Still, Ladapo urged the board to look at the findings from Florida's Agency for Health Care Administration and the state health department's guidance "to establish a standard of care for these complex and irreversible procedures."

In January this year, the AAP reaffirmed its support for transgender youth rights in the wake of a wave of bills targeting transition care and sports participation.

"It is critically important for every child to have access to quality, comprehensive and evidence-based care—transgender and gender-diverse youth are no exception," Lee Savio Beers, the AAP's immediate past president, said in a statement.

"As pediatricians, we will continue to speak up and advocate for our patients. We also want transgender and gender-diverse youth to know that not only do we care for them, we care about them, we value them and we will do all we can to ensure they have access to the care they need and deserve."

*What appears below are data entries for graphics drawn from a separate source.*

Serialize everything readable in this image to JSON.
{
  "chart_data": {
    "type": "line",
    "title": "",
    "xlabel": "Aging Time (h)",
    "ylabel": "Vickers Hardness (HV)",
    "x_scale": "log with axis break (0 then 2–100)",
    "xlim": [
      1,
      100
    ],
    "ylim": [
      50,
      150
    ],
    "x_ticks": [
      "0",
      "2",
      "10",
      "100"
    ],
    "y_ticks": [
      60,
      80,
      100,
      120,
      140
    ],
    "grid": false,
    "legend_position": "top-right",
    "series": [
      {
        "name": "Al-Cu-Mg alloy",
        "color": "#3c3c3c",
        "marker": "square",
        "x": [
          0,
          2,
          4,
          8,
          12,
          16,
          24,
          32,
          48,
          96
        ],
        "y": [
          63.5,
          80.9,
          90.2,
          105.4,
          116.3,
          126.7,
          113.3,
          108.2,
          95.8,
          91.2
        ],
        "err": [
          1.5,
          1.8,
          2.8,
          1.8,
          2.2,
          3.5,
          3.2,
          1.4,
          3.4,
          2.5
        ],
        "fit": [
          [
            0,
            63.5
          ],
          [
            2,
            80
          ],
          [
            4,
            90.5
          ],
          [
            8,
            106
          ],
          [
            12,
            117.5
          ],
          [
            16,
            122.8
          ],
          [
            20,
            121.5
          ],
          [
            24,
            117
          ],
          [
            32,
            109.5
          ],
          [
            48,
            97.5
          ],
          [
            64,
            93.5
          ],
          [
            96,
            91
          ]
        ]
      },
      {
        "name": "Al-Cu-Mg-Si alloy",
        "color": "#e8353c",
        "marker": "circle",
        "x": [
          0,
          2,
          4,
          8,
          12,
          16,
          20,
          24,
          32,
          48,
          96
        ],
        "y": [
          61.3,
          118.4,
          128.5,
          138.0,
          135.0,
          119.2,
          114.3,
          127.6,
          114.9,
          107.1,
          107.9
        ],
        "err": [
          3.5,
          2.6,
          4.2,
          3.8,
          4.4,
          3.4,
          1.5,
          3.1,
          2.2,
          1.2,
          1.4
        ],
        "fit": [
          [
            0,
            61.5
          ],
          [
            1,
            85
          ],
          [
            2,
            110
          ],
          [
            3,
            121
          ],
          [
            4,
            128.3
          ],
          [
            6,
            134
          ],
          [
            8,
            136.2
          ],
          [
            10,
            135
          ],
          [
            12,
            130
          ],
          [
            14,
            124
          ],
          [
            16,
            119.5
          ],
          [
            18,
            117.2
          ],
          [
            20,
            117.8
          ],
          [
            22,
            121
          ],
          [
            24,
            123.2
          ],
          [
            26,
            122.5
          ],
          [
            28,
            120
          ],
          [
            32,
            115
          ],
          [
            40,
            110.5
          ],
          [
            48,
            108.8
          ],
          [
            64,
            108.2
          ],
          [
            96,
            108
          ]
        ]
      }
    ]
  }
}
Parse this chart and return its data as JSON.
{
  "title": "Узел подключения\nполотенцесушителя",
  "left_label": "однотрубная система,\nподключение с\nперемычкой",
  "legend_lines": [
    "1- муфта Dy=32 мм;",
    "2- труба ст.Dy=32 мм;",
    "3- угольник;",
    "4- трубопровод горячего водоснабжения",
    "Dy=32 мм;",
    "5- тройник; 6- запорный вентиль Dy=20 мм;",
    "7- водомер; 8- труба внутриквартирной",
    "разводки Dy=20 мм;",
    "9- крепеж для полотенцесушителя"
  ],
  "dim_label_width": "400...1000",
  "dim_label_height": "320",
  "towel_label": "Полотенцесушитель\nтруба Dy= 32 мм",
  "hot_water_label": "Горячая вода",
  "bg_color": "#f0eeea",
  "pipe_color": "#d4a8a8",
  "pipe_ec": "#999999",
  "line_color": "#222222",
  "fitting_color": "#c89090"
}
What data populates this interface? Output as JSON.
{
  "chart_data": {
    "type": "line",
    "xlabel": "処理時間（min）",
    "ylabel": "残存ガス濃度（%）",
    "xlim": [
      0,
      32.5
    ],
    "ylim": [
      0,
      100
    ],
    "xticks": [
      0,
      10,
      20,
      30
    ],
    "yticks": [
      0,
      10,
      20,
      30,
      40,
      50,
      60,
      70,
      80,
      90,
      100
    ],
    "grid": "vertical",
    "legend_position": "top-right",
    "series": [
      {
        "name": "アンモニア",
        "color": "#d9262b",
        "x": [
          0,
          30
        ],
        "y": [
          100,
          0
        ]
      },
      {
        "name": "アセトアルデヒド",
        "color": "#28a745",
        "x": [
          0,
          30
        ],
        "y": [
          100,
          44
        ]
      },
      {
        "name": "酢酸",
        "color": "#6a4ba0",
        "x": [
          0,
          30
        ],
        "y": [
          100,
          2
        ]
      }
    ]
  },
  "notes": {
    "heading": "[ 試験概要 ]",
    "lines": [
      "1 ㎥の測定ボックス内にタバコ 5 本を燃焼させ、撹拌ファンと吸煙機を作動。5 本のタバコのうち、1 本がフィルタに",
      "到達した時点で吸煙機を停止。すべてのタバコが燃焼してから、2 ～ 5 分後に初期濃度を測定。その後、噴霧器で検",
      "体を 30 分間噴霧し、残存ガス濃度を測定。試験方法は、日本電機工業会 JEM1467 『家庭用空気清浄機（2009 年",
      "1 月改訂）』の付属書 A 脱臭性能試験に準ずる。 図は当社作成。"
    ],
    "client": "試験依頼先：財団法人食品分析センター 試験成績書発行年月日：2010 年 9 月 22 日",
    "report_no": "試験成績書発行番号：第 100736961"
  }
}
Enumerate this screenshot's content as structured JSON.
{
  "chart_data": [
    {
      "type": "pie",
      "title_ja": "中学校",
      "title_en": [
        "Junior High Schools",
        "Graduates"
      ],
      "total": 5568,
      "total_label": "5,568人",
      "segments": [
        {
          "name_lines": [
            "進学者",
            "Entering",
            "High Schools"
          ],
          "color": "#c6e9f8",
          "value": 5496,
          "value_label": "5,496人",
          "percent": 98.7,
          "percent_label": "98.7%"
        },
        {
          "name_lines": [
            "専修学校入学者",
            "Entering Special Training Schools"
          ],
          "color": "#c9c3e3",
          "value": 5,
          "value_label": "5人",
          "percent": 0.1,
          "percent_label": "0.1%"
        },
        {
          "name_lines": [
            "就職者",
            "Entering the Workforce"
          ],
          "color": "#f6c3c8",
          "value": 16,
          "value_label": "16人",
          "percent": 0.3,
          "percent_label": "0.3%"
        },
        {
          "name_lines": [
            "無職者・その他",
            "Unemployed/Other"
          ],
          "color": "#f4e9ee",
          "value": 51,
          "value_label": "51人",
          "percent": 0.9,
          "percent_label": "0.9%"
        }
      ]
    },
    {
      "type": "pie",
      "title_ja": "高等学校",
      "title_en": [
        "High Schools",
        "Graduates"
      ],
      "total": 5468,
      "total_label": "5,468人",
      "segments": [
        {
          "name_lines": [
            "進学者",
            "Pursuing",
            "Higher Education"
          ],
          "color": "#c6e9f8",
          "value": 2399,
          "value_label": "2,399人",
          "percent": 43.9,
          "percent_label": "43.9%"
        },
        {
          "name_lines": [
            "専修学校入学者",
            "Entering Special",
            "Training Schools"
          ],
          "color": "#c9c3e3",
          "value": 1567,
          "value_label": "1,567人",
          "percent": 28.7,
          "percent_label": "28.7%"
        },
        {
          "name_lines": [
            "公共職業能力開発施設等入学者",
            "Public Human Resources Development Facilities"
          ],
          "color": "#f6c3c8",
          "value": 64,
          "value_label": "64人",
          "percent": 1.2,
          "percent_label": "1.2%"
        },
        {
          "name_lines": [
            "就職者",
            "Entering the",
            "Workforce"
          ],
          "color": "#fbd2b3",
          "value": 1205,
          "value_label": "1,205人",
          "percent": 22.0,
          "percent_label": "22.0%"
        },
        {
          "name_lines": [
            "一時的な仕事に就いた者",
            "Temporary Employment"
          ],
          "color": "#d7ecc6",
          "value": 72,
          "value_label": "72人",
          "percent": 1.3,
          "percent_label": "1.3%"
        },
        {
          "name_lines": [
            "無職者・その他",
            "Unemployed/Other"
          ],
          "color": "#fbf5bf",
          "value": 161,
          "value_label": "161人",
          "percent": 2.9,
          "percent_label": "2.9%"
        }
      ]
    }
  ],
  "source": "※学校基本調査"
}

DeSantis' office referred Newsweek back to the Florida Department of Health in response to a request for comment on Ladapo's letter and the open letter from Florida health care professionals objecting to the department's April guidance. A press secretary with the Florida Department of Health, citing a June 2022 report from the Agency for Health Care Administration, told Newsweek that there are "no high (or even moderate) quality studies that justify" the transition-related procedures.

Newsweek reached out to the Florida Board of Medicine for comment.

Update 06/03/22, 6:15 p.m. ET: This article was updated with to show that DeSantis' office referred Newsweek to the Florida Department of Health for comment.